Your group benefits packages are a significant investment in your employees. Properly designed, positioned and communicated, the benefits package is one of the best tools in your arsenal to attract the right talent, enhance employee engagement and retain your most valuable employees.
As you head into this year’s benefits renewal season, it is more important than ever to think strategically about employee communications strategies. Can you answer the five W’s (and How) for making the most of marketing your benefit programs to your employees?
Start with the “What”
What are your clients promoting? Your work building the best benefits package possible is the “what.” You analyzed your workforce, studied usage and costs, possibly surveyed your employees regarding their benefits preferences, considered various Department of Labor and the Affordable Care Act regulations and worked through longer-term benefit design issues with the impending 2018 Cadillac tax—to compile the best benefit packages your budgets will allow.

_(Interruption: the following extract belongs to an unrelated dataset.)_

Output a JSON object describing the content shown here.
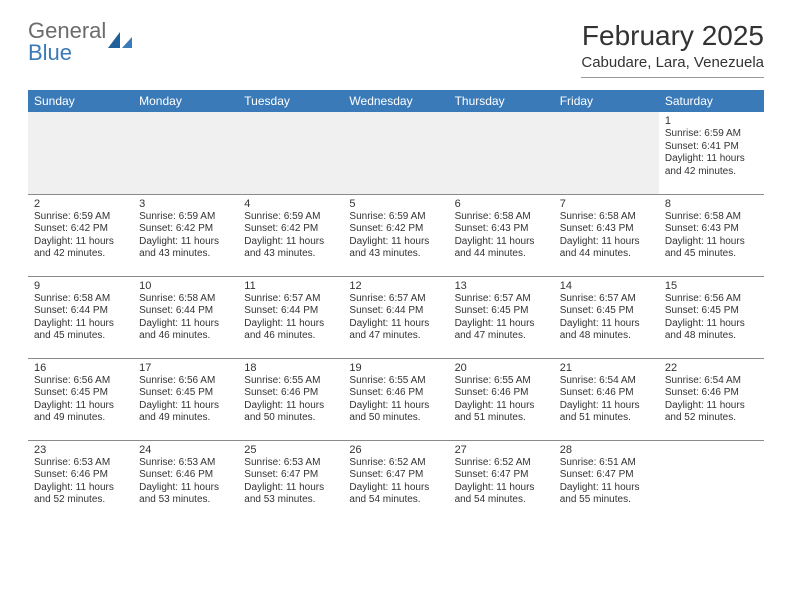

Make sure you provide clear information, checklists and decision-support tools that are easy to follow. While the details behind a certain benefit may be fascinating to benefit specialists, it may cause some employees to set that carefully crafted document aside. By all means, have the details available, but keep the key messages and “what you need to do for enrollment” information central to the enrollment materials.
Move to the “Who”
Who will be listening? While your work is vital, the benefits package will not benefit your clients unless their employees use it. Knowing the audience and targeting benefit communications to meet those lifecycle needs makes the benefits more personal and relevant. Employees with young families, older workers preparing for retirement, empty nesters and young singles all have distinctly different benefits needs and interests. Another aspect of “who” are managers and supervisors. Give them a heads-up regarding the upcoming benefit changes and enlist their help in the process.
Your group benefit packages are a significant investment in your employees. Properly designed, positioned and communicated, the benefit package is one of the best tools in your arsenal to attract the right talent, enhance employee engagement and retain their most valuable employees.
“Where” is Important
Where will you reach your employees? Promote messaging that speaks to your employee’s needs while consistently reinforcing the overall benefits strategy and employer branding in the messaging. Different communications delivery systems may also be important to different employee groups. Multimedia messaging that provides different methods for employees and/or their families to watch videos or webinars, read detailed benefits materials, review infographics, use “hands-on” decision tools, view desktop dashboards or popup “did you know” benefits messages, read questions and answers or consider examples helps employees recognize the value of the benefit and make better benefit decisions. Determine the campaign for repeating key messages and the frequency of those communications.
Now the “When”
When should you promote? This is a good time for you to highlight the important value of your benefit programs, promote wellness, encourage retirement savings and incentivize cost-effective usage of benefit programs. Your employees are smart, so don’t sugarcoat any bad news about changes in the benefits program. The best employees will see through the slick messaging and resent those attempts to hide changes that may be perceived as negative.
And Never Forget “How”
How will the plan be implemented? What are the enrollment methods? Online? Manual? Make it as administratively simple as possible for both employees and the benefits administration staff. Use electronic tools if the budget allows. Your benefit programs will only realize the investment potential if the benefits are perceived as meeting the expectations and needs of your employees and beneficiaries. The annual open enrollment communications opportunity is precious—employers can influence how employees see benefits or cost changes, motivate employees to change their health or savings habits, and let employees know that management is listening, considering their feedback valuable and responding to their needs.